Jeff Berry does a great, great job as editor of POSITIVELY AWARE. He’s passionate, well informed, and knows how to make every issue both interesting and a learning experience. Huge kudos.

—Jim O.

Remembering Spencer Cox

Just read the article about Spencer [“Spencer Cox: The Legacy of an Activist,” March+April 2016]. I loved him so much. We met in ’95 or ’96, and even those first two days are memorable. He asked if he could borrow my blue velvet outfit (he borrowed the jacket). We both had artsy backgrounds, and he also probably felt sorry for me because when I first joined the ACTG community advisory group, I was really ignored or distanced from the “guys.” 
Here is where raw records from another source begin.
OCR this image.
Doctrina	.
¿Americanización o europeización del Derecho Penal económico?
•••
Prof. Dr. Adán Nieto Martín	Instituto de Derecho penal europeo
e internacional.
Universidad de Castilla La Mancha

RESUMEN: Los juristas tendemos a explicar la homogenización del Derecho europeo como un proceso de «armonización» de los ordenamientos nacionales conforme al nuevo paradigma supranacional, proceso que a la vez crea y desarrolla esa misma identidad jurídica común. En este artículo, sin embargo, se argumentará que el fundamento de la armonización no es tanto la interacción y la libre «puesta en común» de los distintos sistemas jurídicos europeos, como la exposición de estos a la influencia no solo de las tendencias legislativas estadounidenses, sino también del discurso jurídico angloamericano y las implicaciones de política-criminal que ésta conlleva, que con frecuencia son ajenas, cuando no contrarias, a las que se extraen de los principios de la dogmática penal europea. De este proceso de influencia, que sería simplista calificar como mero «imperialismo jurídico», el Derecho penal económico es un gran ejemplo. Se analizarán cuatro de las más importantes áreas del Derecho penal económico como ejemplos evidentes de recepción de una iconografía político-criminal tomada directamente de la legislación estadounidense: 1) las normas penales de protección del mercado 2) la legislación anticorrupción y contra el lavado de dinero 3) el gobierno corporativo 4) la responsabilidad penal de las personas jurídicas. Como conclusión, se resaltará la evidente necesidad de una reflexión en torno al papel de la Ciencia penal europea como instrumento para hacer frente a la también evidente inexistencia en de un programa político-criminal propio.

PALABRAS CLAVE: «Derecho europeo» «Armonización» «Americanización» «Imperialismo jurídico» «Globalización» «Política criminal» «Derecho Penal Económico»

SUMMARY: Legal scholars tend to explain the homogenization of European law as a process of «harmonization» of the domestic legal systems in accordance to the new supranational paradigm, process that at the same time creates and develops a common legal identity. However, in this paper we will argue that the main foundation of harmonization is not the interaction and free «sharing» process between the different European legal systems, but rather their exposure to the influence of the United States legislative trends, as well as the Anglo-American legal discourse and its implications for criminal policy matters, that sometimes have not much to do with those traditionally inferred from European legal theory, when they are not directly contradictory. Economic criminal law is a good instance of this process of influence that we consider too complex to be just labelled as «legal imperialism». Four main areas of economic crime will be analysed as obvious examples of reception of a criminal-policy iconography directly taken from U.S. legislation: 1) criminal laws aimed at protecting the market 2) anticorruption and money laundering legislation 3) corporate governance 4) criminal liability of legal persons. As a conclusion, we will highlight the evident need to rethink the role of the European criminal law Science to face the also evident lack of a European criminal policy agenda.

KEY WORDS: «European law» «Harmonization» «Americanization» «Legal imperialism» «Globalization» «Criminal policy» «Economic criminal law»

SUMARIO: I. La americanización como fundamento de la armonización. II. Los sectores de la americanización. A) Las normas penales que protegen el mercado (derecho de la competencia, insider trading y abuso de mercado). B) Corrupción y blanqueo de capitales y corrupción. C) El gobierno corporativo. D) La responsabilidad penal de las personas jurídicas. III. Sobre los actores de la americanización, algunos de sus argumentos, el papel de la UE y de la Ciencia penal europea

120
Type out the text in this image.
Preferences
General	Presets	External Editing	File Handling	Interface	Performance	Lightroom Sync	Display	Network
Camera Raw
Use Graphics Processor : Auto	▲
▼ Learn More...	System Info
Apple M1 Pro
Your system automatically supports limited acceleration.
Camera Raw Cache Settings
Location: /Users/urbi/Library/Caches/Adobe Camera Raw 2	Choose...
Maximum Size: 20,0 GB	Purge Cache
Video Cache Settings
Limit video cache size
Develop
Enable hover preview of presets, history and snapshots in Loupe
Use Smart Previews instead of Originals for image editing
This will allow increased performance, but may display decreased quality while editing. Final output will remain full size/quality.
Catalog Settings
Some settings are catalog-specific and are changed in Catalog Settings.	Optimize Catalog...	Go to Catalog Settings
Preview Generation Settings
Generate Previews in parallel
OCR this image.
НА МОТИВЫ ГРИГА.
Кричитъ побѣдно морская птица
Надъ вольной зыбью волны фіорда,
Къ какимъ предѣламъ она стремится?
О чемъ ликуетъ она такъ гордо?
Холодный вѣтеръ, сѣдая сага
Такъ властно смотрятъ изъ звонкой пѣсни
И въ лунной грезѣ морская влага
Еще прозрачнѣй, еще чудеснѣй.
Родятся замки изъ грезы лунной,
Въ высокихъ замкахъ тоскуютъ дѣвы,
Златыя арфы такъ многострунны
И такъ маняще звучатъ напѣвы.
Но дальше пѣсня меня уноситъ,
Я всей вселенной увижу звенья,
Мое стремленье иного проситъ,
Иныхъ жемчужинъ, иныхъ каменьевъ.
 He made sure I wasn’t left totally alone. When he went back to school, I sent him a silly book bag and supplies like a kid. It is just heartbreaking to have lost such sweetness. I had spoken to him probably several months before he died, and now of course I wish I had been in touch constantly.

—Allegra Cermak
ACTG Community Coordinator

Blocking awareness

I am an indigent inmate in the Arkansas Department of Corrections (ACD). Myself as well as others have tried to get your publication in the many units of the ADC, but have been denied. The reason for denial is as follows: “It is not the responsibility of the ADC to provide such publications,” as well as “they promote homosexuality.”

—Jason D. Stump
Marianna, Arkansas

Growing awareness

I recently had the opportunity to read your magazine via an inmate who is housed in the same unit as I am. I didn’t even know that this magazine existed, let alone available to people such as myself who are living behind the fence, living positively unaware. The articles were very encouraging as well as informative. You have no idea how much of a difference your magazine can make in someone’s life who is living positive in a place like this. Thank you for your great work.

—James Wilson
Malone, Florida

Tales from the inside

I’m an inmate living with hep C. I’m also an openly gay inmate. I was able to get my hands on a few of your magazines. It’s good to know that you are out there supporting us living with HIV, AIDS, and hep C. I love the issues you are addressing in the LGBT community, and within the prisons. I’m a “legal aide” to my fellow inmates and I work within the medical dorms. Being openly gay, I come in contact with a lot of fellow inmates that open up more to me than others. Your magazine has given me a tool to help others as well as myself. The article “Tales from the Inside” [November+December 2015] by Chad Zawitz, MD, at Cook County Jail, was very inspiring to me as an inmate to step up and do more, and as a legal aide to reach out. I look forward to reading more of your magazine and using it to inspire and help others.